Voilà bien un domaine où l’on n’attendait pas forcément Joachim Trier : le film à véllélité fantastique. Après trois longs-métrages inégaux (dont le chef-d’œuvre Oslo, 31 août) explorant davantage celui de la chronique intimiste, Trier s’essaie donc au genre surnaturel en sondant la psyché tourmentée d’une étudiante que les premiers émois amoureux vont entraîner au-delà de l’entendement (sous forme de crises psychogènes aiguës et d’inquiétants "pouvoirs").

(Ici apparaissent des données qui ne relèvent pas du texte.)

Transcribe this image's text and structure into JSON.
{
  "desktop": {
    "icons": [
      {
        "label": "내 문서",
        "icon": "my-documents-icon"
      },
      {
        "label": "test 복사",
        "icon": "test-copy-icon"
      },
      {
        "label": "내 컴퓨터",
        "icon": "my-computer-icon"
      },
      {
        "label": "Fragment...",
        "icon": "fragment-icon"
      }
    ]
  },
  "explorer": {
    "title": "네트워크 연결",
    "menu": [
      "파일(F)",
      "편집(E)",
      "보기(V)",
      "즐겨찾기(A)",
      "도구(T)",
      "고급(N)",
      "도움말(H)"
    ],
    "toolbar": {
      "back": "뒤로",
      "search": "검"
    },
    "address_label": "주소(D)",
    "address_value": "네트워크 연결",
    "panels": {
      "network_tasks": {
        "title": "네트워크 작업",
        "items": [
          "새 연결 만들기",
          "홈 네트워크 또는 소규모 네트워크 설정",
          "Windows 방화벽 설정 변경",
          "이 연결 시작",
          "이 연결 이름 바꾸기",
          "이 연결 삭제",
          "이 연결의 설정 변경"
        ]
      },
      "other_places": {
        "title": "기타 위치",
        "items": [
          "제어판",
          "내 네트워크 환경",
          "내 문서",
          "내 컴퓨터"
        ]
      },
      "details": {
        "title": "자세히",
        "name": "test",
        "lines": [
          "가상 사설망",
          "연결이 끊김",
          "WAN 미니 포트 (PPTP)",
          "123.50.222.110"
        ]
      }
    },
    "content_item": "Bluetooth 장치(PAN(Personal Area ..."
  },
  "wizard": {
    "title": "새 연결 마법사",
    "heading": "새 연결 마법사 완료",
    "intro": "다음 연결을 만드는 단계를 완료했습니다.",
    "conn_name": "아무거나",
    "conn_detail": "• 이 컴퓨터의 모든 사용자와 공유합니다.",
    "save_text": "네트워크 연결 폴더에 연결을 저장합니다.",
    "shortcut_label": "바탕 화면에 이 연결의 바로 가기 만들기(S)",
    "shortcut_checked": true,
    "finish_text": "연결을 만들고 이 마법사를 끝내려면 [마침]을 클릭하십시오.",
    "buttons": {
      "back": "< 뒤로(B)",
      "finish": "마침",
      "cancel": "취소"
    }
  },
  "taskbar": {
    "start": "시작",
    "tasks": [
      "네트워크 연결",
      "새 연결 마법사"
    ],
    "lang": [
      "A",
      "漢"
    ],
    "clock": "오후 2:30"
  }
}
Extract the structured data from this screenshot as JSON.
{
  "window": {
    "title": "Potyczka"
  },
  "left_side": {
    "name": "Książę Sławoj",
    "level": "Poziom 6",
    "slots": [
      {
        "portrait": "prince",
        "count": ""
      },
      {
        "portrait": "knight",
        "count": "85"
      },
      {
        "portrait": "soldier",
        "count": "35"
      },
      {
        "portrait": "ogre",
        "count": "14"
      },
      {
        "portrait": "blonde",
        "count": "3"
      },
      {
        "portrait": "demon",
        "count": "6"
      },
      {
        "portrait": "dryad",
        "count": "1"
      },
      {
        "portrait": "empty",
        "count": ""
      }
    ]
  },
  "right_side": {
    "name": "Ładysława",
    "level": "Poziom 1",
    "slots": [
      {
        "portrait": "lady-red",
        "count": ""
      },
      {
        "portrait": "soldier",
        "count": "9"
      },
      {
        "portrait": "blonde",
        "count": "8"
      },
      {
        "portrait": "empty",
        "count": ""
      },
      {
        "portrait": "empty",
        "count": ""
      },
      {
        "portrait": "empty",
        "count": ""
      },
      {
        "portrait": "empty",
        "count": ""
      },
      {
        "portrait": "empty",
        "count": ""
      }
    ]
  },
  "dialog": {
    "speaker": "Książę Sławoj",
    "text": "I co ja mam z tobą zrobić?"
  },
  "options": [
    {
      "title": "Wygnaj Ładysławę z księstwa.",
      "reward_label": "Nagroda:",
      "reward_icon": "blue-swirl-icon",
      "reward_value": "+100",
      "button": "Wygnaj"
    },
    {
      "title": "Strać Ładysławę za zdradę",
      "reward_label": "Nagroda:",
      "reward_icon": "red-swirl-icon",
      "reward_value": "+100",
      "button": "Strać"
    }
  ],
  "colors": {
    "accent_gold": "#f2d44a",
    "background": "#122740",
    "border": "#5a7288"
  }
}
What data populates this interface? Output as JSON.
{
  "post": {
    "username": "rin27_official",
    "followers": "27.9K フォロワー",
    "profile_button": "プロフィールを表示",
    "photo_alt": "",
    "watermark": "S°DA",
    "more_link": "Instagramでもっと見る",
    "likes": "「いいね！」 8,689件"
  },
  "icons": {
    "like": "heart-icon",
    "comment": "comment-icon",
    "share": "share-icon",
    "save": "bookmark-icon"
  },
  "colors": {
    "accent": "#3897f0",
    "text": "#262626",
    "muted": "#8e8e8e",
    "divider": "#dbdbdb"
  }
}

Sous influence visiblement depalmienne (Carrie) et bergmanienne (Persona), Trier et son scénariste Eskil Vogt, complice de toujours (dont le Blind flirtait déjà plus ou moins avec l’étrange), évoquent la dualité violente qu’il peut exister, se développer de façon dangereuse entre l’intime (les sentiments de Thelma pour Anja ou envers son petit frère), le réel et ses croyances (le protectorat religieux des parents de Thelma, jusqu’au sacrifice).
Amour refoulé, ascendant mystique comme éventuelle échappatoire (mais plutôt comme un déni), phénomènes paranormaux, secret familial et mort dans le placard : on sent Trier et Vogt cherchant à aborder moult sujets pour donner corps à cette histoire de troubles psychosomatiques pas franchement originale en soi (David Cronenberg, entre autres, est déjà passé par là avec son fameux Chromosome 3). Anti-spectaculaire dans ses effets et dans sa forme, Thelma finit pourtant par souffrir de cet aspect hyper-maîtrisé, comme empêché à la longue par sa propre virtuosité (et ce jusqu’à un dénouement en demi-teinte, banal et pas mal frustrant). Trier parvient rarement à générer une tension, à amorcer une impulsion, son film restant bloqué au même stade d’intentions et d’évolution pendant presque toute sa durée (quasiment deux heures, ce qui ne joue pas non plus en sa faveur, le film accusant un rythme assez inégal et plusieurs séquences inutiles).
De fait, la réussite du film se trouve ailleurs : c’est Eili Harboe. Étonnante et fascinante, la jeune actrice encore peu connue (seulement deux films à son actif) sait imposer une présence à la fois fragile et inquiétante, en parfaite symbiose avec la complexité de son personnage. Elle compense très largement ce manque d’étincelle, ce manque de relief dans la singularité du film (si l’on excepte deux ou trois scènes vraiment marquantes, dont celle à l’opéra), Trier et Vogt se contentant de recycler quelques gimmicks du genre autour d’une intrigue un rien balisée sans jamais y apporter un regard neuf et pertinent, ce qui peut surprendre de la part de Trier, lui qui a su réadapter et se réapproprier, après Louis Malle, Le feu follet de Pierre Drieu la Rochelle en en faisant l’un des plus beaux films de ce début du siècle.